Le Monde du Camping-Car

terre aux mille couleurs

- Texte et photos : Philippe Royer

Soleil, ciel azur, villages perchés, routes aux paysages enchanteur­s, le Luberon est une terre de grande quiétude où il fait bon flâner. Au détour d’un virage se dessine un monde de couleurs, fauves avec les carrières d’ocre, mauves avec les champs de lavande. Un tableau idyllique à consommer sans modération.
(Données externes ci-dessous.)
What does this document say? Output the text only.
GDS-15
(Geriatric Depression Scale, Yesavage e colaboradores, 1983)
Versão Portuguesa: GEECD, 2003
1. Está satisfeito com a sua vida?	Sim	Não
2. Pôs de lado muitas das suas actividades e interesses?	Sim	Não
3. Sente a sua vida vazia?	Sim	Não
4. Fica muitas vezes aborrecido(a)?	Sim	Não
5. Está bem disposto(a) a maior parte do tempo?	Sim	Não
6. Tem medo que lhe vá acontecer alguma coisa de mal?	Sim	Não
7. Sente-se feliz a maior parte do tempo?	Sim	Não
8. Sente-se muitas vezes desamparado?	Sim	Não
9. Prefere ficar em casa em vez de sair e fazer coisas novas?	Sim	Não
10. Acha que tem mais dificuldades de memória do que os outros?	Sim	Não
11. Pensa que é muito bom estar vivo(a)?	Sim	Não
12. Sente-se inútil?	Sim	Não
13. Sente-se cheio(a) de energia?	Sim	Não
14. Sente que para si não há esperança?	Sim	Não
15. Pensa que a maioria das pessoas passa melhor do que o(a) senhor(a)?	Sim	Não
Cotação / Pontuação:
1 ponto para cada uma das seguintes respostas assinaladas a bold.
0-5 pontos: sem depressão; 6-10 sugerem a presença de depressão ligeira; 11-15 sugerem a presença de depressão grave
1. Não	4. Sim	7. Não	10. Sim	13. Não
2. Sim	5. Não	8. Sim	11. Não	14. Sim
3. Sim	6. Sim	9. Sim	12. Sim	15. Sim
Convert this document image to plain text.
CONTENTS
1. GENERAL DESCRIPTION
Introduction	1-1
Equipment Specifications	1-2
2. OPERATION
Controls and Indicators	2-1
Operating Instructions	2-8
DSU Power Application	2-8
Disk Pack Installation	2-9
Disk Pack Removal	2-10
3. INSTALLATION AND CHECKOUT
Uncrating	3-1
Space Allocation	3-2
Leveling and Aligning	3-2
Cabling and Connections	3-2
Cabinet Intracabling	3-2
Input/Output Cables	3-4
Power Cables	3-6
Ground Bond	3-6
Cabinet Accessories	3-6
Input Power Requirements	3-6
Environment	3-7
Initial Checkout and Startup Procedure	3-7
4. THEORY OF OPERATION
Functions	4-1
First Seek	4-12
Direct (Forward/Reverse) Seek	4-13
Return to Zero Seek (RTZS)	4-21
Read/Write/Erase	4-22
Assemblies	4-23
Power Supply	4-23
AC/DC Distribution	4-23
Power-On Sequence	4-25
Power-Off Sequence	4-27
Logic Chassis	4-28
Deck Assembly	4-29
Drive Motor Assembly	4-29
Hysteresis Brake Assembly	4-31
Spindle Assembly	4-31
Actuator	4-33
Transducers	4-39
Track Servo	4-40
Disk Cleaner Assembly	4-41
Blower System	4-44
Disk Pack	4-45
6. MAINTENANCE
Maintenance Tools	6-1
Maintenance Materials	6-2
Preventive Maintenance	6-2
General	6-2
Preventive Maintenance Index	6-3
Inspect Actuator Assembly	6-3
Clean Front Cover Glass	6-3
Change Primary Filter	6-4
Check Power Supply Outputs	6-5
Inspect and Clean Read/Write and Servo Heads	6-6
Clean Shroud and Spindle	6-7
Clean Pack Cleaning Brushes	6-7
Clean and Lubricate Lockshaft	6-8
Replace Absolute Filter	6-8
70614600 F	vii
Le Luberon est un espace qui s’étire au sud du départemen­t du Vaucluse, avec un débordemen­t sur les Alpes de HauteProve­nce. Au nord-ouest, on aperçoit au loin la sentinelle solitaire du Mont Ventoux. Avec la création du Parc régional naturel (1977), cette terre de plaines, de falaises et de collines aux forêts denses présente des contours bien définis avec ses 77 communes et ses 170 000 habitants. Nous vous proposons un

voyage plein d’astuces pour admirer les beaux villages et quelques-unes des plus surprenant­es curiosités naturelles. Apt est le centre géographiq­ue de ce territoire, c’est la plaque tournante de l’activité économique, avec un important marché qui occupe les ruelles de la vieille ville. Il a lieu tous les samedis depuis le XIIe siècle. La vente de draps, de toiles et de bétail a laissé la place à 300 exposants où les produits de la terre (fruits, légumes, herbes, fromages, truffes...) sont omniprésen­ts. Tout le monde converge vers ce lieu qui trahit un véritable art de vivre. En 1996, il est entré dans les « 100 plus beaux marchés de France ». Certains étals sont au pied de la massive cathédrale Sainte-Anne, du XIe siècle. Elle doit sa notoriété à des reliques rapportées par des chevaliers croisés. Avec son mélange d’architectu­re romane et gothique, son dôme est couvert de cuivre et d’une sculpture de 1877 en bronze doré, oeuvre d’Elzéar Sollier, enfant du pays. Apt fut fondée au premier siècle avant J.-C. Ce fut rapidement une étape incontourn­able sur la longue Via Domitia qui reliait Rome à la péninsule ibérique. Pour les camping-cars de grand format, le camping des Cèdres est un bon choix. Il est simple mais très bien placé, à quelques minutes à pied du centre-ville. A deux kilomètres, la nouvelle aire de services du plan d’eau de la Riaille est l’autre bonne option, avec baignade en sus.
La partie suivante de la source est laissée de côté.